The development of postvitrectomy cataract appears to be multifactorial. In our study, patients of advanced age with clear lens at PPV had significantly earlier CS than the younger ones with clear lens (12 vs 41 months). Thus, age at PPV may be a risk factor for cataract development after PPV. Thompson reported that vitrectomized eyes of young patients had small increases in nuclear sclerosis (0.12 grades/yr) and that eyes of patients of advanced age had substantial progression (0.81 grades/yr).10

Eyes with some degree of cataract prior to PPV also significantly influenced the need for cataract removal, and such eyes had earlier CS than eyes with prior clear lens (10 vs 27 months).
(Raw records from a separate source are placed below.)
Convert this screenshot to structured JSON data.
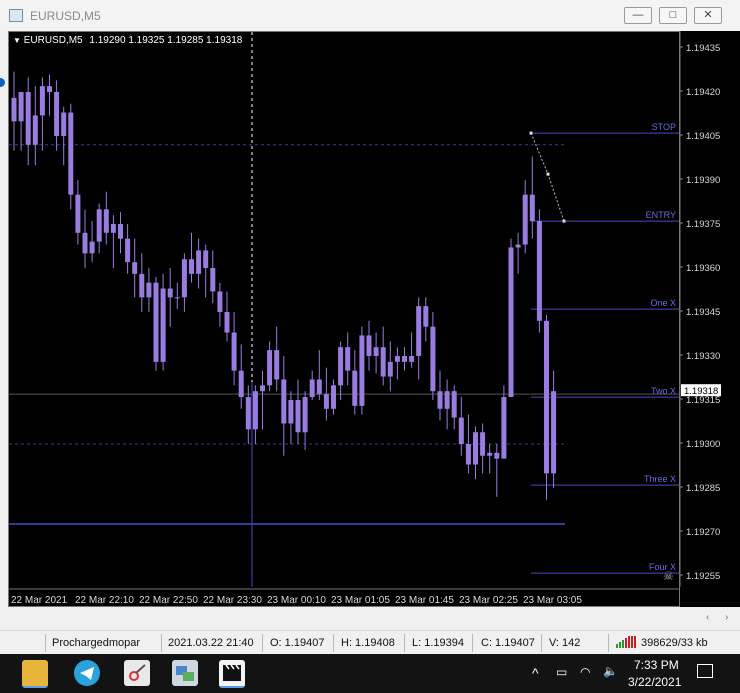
{
  "window": {
    "title": "EURUSD,M5",
    "buttons": {
      "minimize": "—",
      "maximize": "□",
      "close": "✕"
    }
  },
  "chart": {
    "header_symbol": "EURUSD,M5",
    "header_ohlc": "1.19290 1.19325 1.19285 1.19318",
    "price_ticks": [
      "1.19435",
      "1.19420",
      "1.19405",
      "1.19390",
      "1.19375",
      "1.19360",
      "1.19345",
      "1.19330",
      "1.19315",
      "1.19300",
      "1.19285",
      "1.19270",
      "1.19255"
    ],
    "current_price": "1.19318",
    "time_ticks": [
      "22 Mar 2021",
      "22 Mar 22:10",
      "22 Mar 22:50",
      "22 Mar 23:30",
      "23 Mar 00:10",
      "23 Mar 01:05",
      "23 Mar 01:45",
      "23 Mar 02:25",
      "23 Mar 03:05"
    ],
    "levels": [
      {
        "label": "STOP",
        "price": 1.19406
      },
      {
        "label": "ENTRY",
        "price": 1.19376
      },
      {
        "label": "One X",
        "price": 1.19346
      },
      {
        "label": "Two X",
        "price": 1.19316
      },
      {
        "label": "Three X",
        "price": 1.19286
      },
      {
        "label": "Four X",
        "price": 1.19256
      }
    ],
    "candles": [
      {
        "o": 1.19418,
        "h": 1.19427,
        "l": 1.194,
        "c": 1.1941
      },
      {
        "o": 1.1941,
        "h": 1.19418,
        "l": 1.194,
        "c": 1.1942
      },
      {
        "o": 1.1942,
        "h": 1.19425,
        "l": 1.19395,
        "c": 1.19402
      },
      {
        "o": 1.19402,
        "h": 1.19422,
        "l": 1.19395,
        "c": 1.19412
      },
      {
        "o": 1.19412,
        "h": 1.19425,
        "l": 1.194,
        "c": 1.19422
      },
      {
        "o": 1.19422,
        "h": 1.19426,
        "l": 1.19412,
        "c": 1.1942
      },
      {
        "o": 1.1942,
        "h": 1.19424,
        "l": 1.194,
        "c": 1.19405
      },
      {
        "o": 1.19405,
        "h": 1.19415,
        "l": 1.19395,
        "c": 1.19413
      },
      {
        "o": 1.19413,
        "h": 1.19416,
        "l": 1.1938,
        "c": 1.19385
      },
      {
        "o": 1.19385,
        "h": 1.1939,
        "l": 1.19368,
        "c": 1.19372
      },
      {
        "o": 1.19372,
        "h": 1.1938,
        "l": 1.1936,
        "c": 1.19365
      },
      {
        "o": 1.19365,
        "h": 1.19376,
        "l": 1.19362,
        "c": 1.19369
      },
      {
        "o": 1.19369,
        "h": 1.19382,
        "l": 1.19365,
        "c": 1.1938
      },
      {
        "o": 1.1938,
        "h": 1.19386,
        "l": 1.19368,
        "c": 1.19372
      },
      {
        "o": 1.19372,
        "h": 1.19378,
        "l": 1.1936,
        "c": 1.19375
      },
      {
        "o": 1.19375,
        "h": 1.19379,
        "l": 1.19365,
        "c": 1.1937
      },
      {
        "o": 1.1937,
        "h": 1.19375,
        "l": 1.19358,
        "c": 1.19362
      },
      {
        "o": 1.19362,
        "h": 1.1937,
        "l": 1.1935,
        "c": 1.19358
      },
      {
        "o": 1.19358,
        "h": 1.19365,
        "l": 1.19345,
        "c": 1.1935
      },
      {
        "o": 1.1935,
        "h": 1.1936,
        "l": 1.19345,
        "c": 1.19355
      },
      {
        "o": 1.19355,
        "h": 1.19357,
        "l": 1.19325,
        "c": 1.19328
      },
      {
        "o": 1.19328,
        "h": 1.19358,
        "l": 1.19325,
        "c": 1.19353
      },
      {
        "o": 1.19353,
        "h": 1.1936,
        "l": 1.1934,
        "c": 1.1935
      },
      {
        "o": 1.1935,
        "h": 1.19355,
        "l": 1.19346,
        "c": 1.1935
      },
      {
        "o": 1.1935,
        "h": 1.19365,
        "l": 1.19345,
        "c": 1.19363
      },
      {
        "o": 1.19363,
        "h": 1.19372,
        "l": 1.19355,
        "c": 1.19358
      },
      {
        "o": 1.19358,
        "h": 1.1937,
        "l": 1.19353,
        "c": 1.19366
      },
      {
        "o": 1.19366,
        "h": 1.19368,
        "l": 1.1935,
        "c": 1.1936
      },
      {
        "o": 1.1936,
        "h": 1.19366,
        "l": 1.19348,
        "c": 1.19352
      },
      {
        "o": 1.19352,
        "h": 1.19355,
        "l": 1.1934,
        "c": 1.19345
      },
      {
        "o": 1.19345,
        "h": 1.19352,
        "l": 1.19335,
        "c": 1.19338
      },
      {
        "o": 1.19338,
        "h": 1.19345,
        "l": 1.1932,
        "c": 1.19325
      },
      {
        "o": 1.19325,
        "h": 1.19334,
        "l": 1.19312,
        "c": 1.19316
      },
      {
        "o": 1.19316,
        "h": 1.1932,
        "l": 1.193,
        "c": 1.19305
      },
      {
        "o": 1.19305,
        "h": 1.1932,
        "l": 1.193,
        "c": 1.19318
      },
      {
        "o": 1.19318,
        "h": 1.19325,
        "l": 1.19305,
        "c": 1.1932
      },
      {
        "o": 1.1932,
        "h": 1.19335,
        "l": 1.19318,
        "c": 1.19332
      },
      {
        "o": 1.19332,
        "h": 1.1934,
        "l": 1.19318,
        "c": 1.19322
      },
      {
        "o": 1.19322,
        "h": 1.1933,
        "l": 1.19296,
        "c": 1.19307
      },
      {
        "o": 1.19307,
        "h": 1.19318,
        "l": 1.193,
        "c": 1.19315
      },
      {
        "o": 1.19315,
        "h": 1.19322,
        "l": 1.193,
        "c": 1.19304
      },
      {
        "o": 1.19304,
        "h": 1.19318,
        "l": 1.19298,
        "c": 1.19316
      },
      {
        "o": 1.19316,
        "h": 1.19325,
        "l": 1.19315,
        "c": 1.19322
      },
      {
        "o": 1.19322,
        "h": 1.19332,
        "l": 1.19315,
        "c": 1.19317
      },
      {
        "o": 1.19317,
        "h": 1.19326,
        "l": 1.19308,
        "c": 1.19312
      },
      {
        "o": 1.19312,
        "h": 1.19322,
        "l": 1.1931,
        "c": 1.1932
      },
      {
        "o": 1.1932,
        "h": 1.19335,
        "l": 1.19315,
        "c": 1.19333
      },
      {
        "o": 1.19333,
        "h": 1.19338,
        "l": 1.1932,
        "c": 1.19325
      },
      {
        "o": 1.19325,
        "h": 1.19332,
        "l": 1.1931,
        "c": 1.19313
      },
      {
        "o": 1.19313,
        "h": 1.1934,
        "l": 1.1931,
        "c": 1.19337
      },
      {
        "o": 1.19337,
        "h": 1.19342,
        "l": 1.19325,
        "c": 1.1933
      },
      {
        "o": 1.1933,
        "h": 1.19338,
        "l": 1.19324,
        "c": 1.19333
      },
      {
        "o": 1.19333,
        "h": 1.1934,
        "l": 1.1932,
        "c": 1.19323
      },
      {
        "o": 1.19323,
        "h": 1.19335,
        "l": 1.19318,
        "c": 1.19328
      },
      {
        "o": 1.19328,
        "h": 1.19333,
        "l": 1.19322,
        "c": 1.1933
      },
      {
        "o": 1.1933,
        "h": 1.19333,
        "l": 1.19325,
        "c": 1.19328
      },
      {
        "o": 1.19328,
        "h": 1.19338,
        "l": 1.19326,
        "c": 1.1933
      },
      {
        "o": 1.1933,
        "h": 1.1935,
        "l": 1.19322,
        "c": 1.19347
      },
      {
        "o": 1.19347,
        "h": 1.1935,
        "l": 1.19335,
        "c": 1.1934
      },
      {
        "o": 1.1934,
        "h": 1.19345,
        "l": 1.19315,
        "c": 1.19318
      },
      {
        "o": 1.19318,
        "h": 1.19325,
        "l": 1.19308,
        "c": 1.19312
      },
      {
        "o": 1.19312,
        "h": 1.19322,
        "l": 1.19305,
        "c": 1.19318
      },
      {
        "o": 1.19318,
        "h": 1.1932,
        "l": 1.19305,
        "c": 1.19309
      },
      {
        "o": 1.19309,
        "h": 1.19316,
        "l": 1.19296,
        "c": 1.193
      },
      {
        "o": 1.193,
        "h": 1.1931,
        "l": 1.1929,
        "c": 1.19293
      },
      {
        "o": 1.19293,
        "h": 1.19306,
        "l": 1.19288,
        "c": 1.19304
      },
      {
        "o": 1.19304,
        "h": 1.19307,
        "l": 1.1929,
        "c": 1.19296
      },
      {
        "o": 1.19296,
        "h": 1.193,
        "l": 1.1929,
        "c": 1.19297
      },
      {
        "o": 1.19297,
        "h": 1.193,
        "l": 1.19282,
        "c": 1.19295
      },
      {
        "o": 1.19295,
        "h": 1.1932,
        "l": 1.19295,
        "c": 1.19316
      },
      {
        "o": 1.19316,
        "h": 1.1937,
        "l": 1.19316,
        "c": 1.19367
      },
      {
        "o": 1.19367,
        "h": 1.19372,
        "l": 1.19358,
        "c": 1.19368
      },
      {
        "o": 1.19368,
        "h": 1.1939,
        "l": 1.19365,
        "c": 1.19385
      },
      {
        "o": 1.19385,
        "h": 1.19398,
        "l": 1.1937,
        "c": 1.19376
      },
      {
        "o": 1.19376,
        "h": 1.1938,
        "l": 1.19338,
        "c": 1.19342
      },
      {
        "o": 1.19342,
        "h": 1.19344,
        "l": 1.19281,
        "c": 1.1929
      },
      {
        "o": 1.1929,
        "h": 1.19325,
        "l": 1.19285,
        "c": 1.19318
      }
    ]
  },
  "status": {
    "profile": "Prochargedmopar",
    "datetime": "2021.03.22 21:40",
    "open": "O: 1.19407",
    "high": "H: 1.19408",
    "low": "L: 1.19394",
    "close": "C: 1.19407",
    "volume": "V: 142",
    "traffic": "398629/33 kb"
  },
  "taskbar": {
    "time": "7:33 PM",
    "date": "3/22/2021"
  },
  "colors": {
    "candle": "#9a7ce0",
    "level_line": "#4a4ac8",
    "axis_text": "#d8d8d8"
  }
}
These results are consistent with other studies in which progression of postvitrectomy nuclear sclerosis generally occurred in eyes with a higher degree of preoperative lens opacity.9 Thus, lens status at PPV may be a risk factor for cataract development after PPV.

Eyes with gas tamponade were operated on earlier than eyes without tamponade, but this was not statistically significant. Two previous studies found no effect of intraocular gas bubbles on cataract progression.13,18 However, Thompson10 found that PPV with gas–fluid exchange was more cataractogenic, with a nuclear sclerosis increase of 60% compared with eyes without gas.
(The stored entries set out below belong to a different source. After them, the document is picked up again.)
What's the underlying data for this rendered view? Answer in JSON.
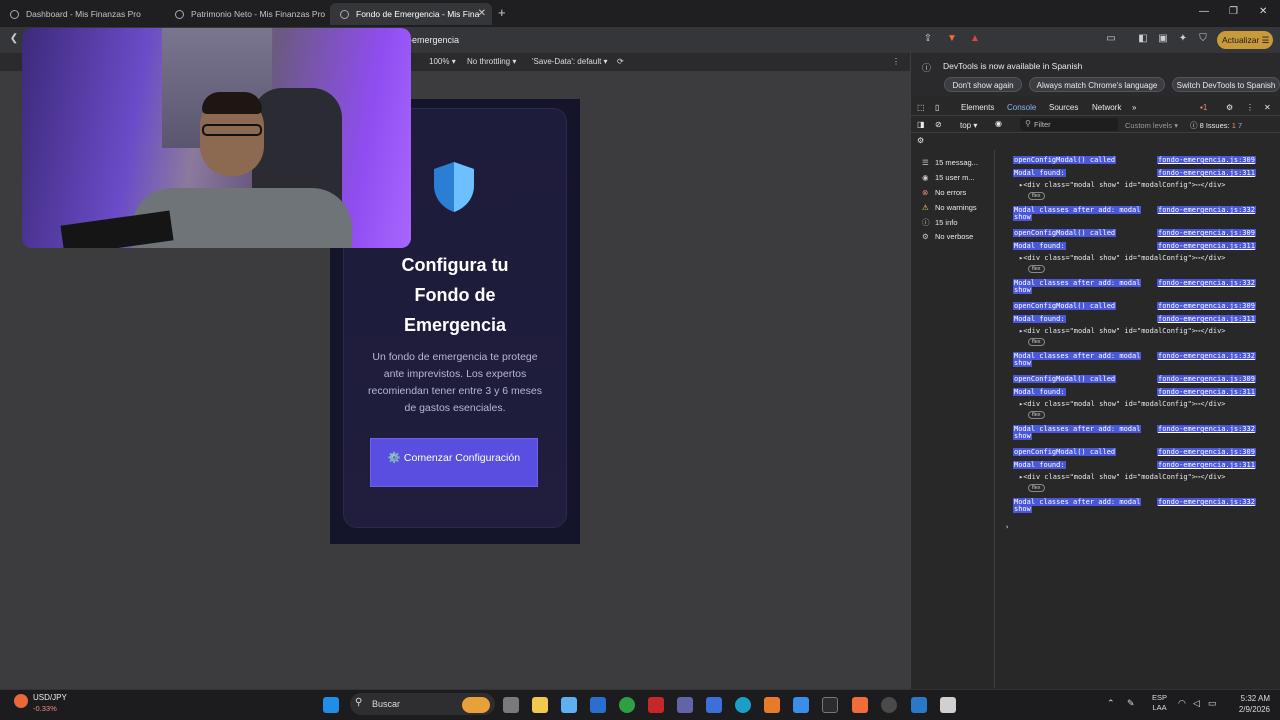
{
  "browser": {
    "tabs": [
      {
        "title": "Dashboard - Mis Finanzas Pro"
      },
      {
        "title": "Patrimonio Neto - Mis Finanzas Pro"
      },
      {
        "title": "Fondo de Emergencia - Mis Fina"
      }
    ],
    "new_tab_icon": "plus-icon",
    "url_text": "o-emergencia",
    "update_label": "Actualizar"
  },
  "device_toolbar": {
    "zoom": "100%",
    "throttle": "No throttling",
    "save_data": "'Save-Data': default"
  },
  "app": {
    "title": "Configura tu Fondo de Emergencia",
    "description": "Un fondo de emergencia te protege ante imprevistos. Los expertos recomiendan tener entre 3 y 6 meses de gastos esenciales.",
    "start_button": "⚙️ Comenzar Configuración",
    "shield_color": "#3aa0f0"
  },
  "devtools": {
    "notice": "DevTools is now available in Spanish",
    "notice_buttons": [
      "Don't show again",
      "Always match Chrome's language",
      "Switch DevTools to Spanish"
    ],
    "tabs": [
      "Elements",
      "Console",
      "Sources",
      "Network"
    ],
    "context": "top",
    "filter_placeholder": "Filter",
    "levels": "Custom levels",
    "issues": "8 Issues:",
    "issues_err": "1",
    "issues_info": "7",
    "tab_error_count": "1",
    "sidebar": [
      {
        "icon": "list-icon",
        "label": "15 messag..."
      },
      {
        "icon": "user-icon",
        "label": "15 user m..."
      },
      {
        "icon": "error-icon",
        "label": "No errors"
      },
      {
        "icon": "warning-icon",
        "label": "No warnings"
      },
      {
        "icon": "info-icon",
        "label": "15 info"
      },
      {
        "icon": "verbose-icon",
        "label": "No verbose"
      }
    ],
    "log_entries": [
      {
        "text": "openConfigModal() called",
        "src": "fondo-emergencia.js:309"
      },
      {
        "text": "Modal found:",
        "src": "fondo-emergencia.js:311"
      },
      {
        "text": "▸<div class=\"modal show\" id=\"modalConfig\">⋯</div>",
        "src": ""
      },
      {
        "text": "Modal classes after add: modal",
        "src": "fondo-emergencia.js:332"
      },
      {
        "text": "show",
        "src": ""
      }
    ],
    "chip_label": "flex"
  },
  "taskbar": {
    "ticker": "USD/JPY",
    "ticker_change": "-0.33%",
    "search": "Buscar",
    "lang": "ESP",
    "lang2": "LAA",
    "time": "5:32 AM",
    "date": "2/9/2026"
  }
}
In addition, in our series, myopia and axial length did not correlate with the time of the CS after PPV. These findings have not been previously reported. Other intraoperative variables, such as the type of infusion fluid, position of the infusion cannula, and the type of light source, remained constant in our study and could not be analyzed.

Limitations of the current study are the retrospective design, the relatively small number of subjects, and the variable follow-up duration. Another limitation is that cataracts were graded subjectively by the surgeon with the slit-lamp rather than by a masked examiner evaluating standard lens photographs.

Conclusion

In conclusion, our study demonstrates that patient age and the presence of preoperative nuclear sclerosis are important risk factors in determining the time of cataract development, whereas axial length or the presence of myopia had no effect in vitrectomized eyes. Although eyes with intraocular gas were operated on earlier, this difference was not statistically significant. Thus, the effect of gas is still controversial. Progression of nuclear cataracts leads to substantial visual loss during the first year after vitrectomy in most patients, and surgeons should know the special characteristics of the vitrectomized eyes to prevent complications. Despite being challenging cases, good visual rehabilitation can be expected, limited by the underlying retinal disease, which should be taken into consideration when advising patients.

Disclosure

The authors report no conflicts of interest in this work.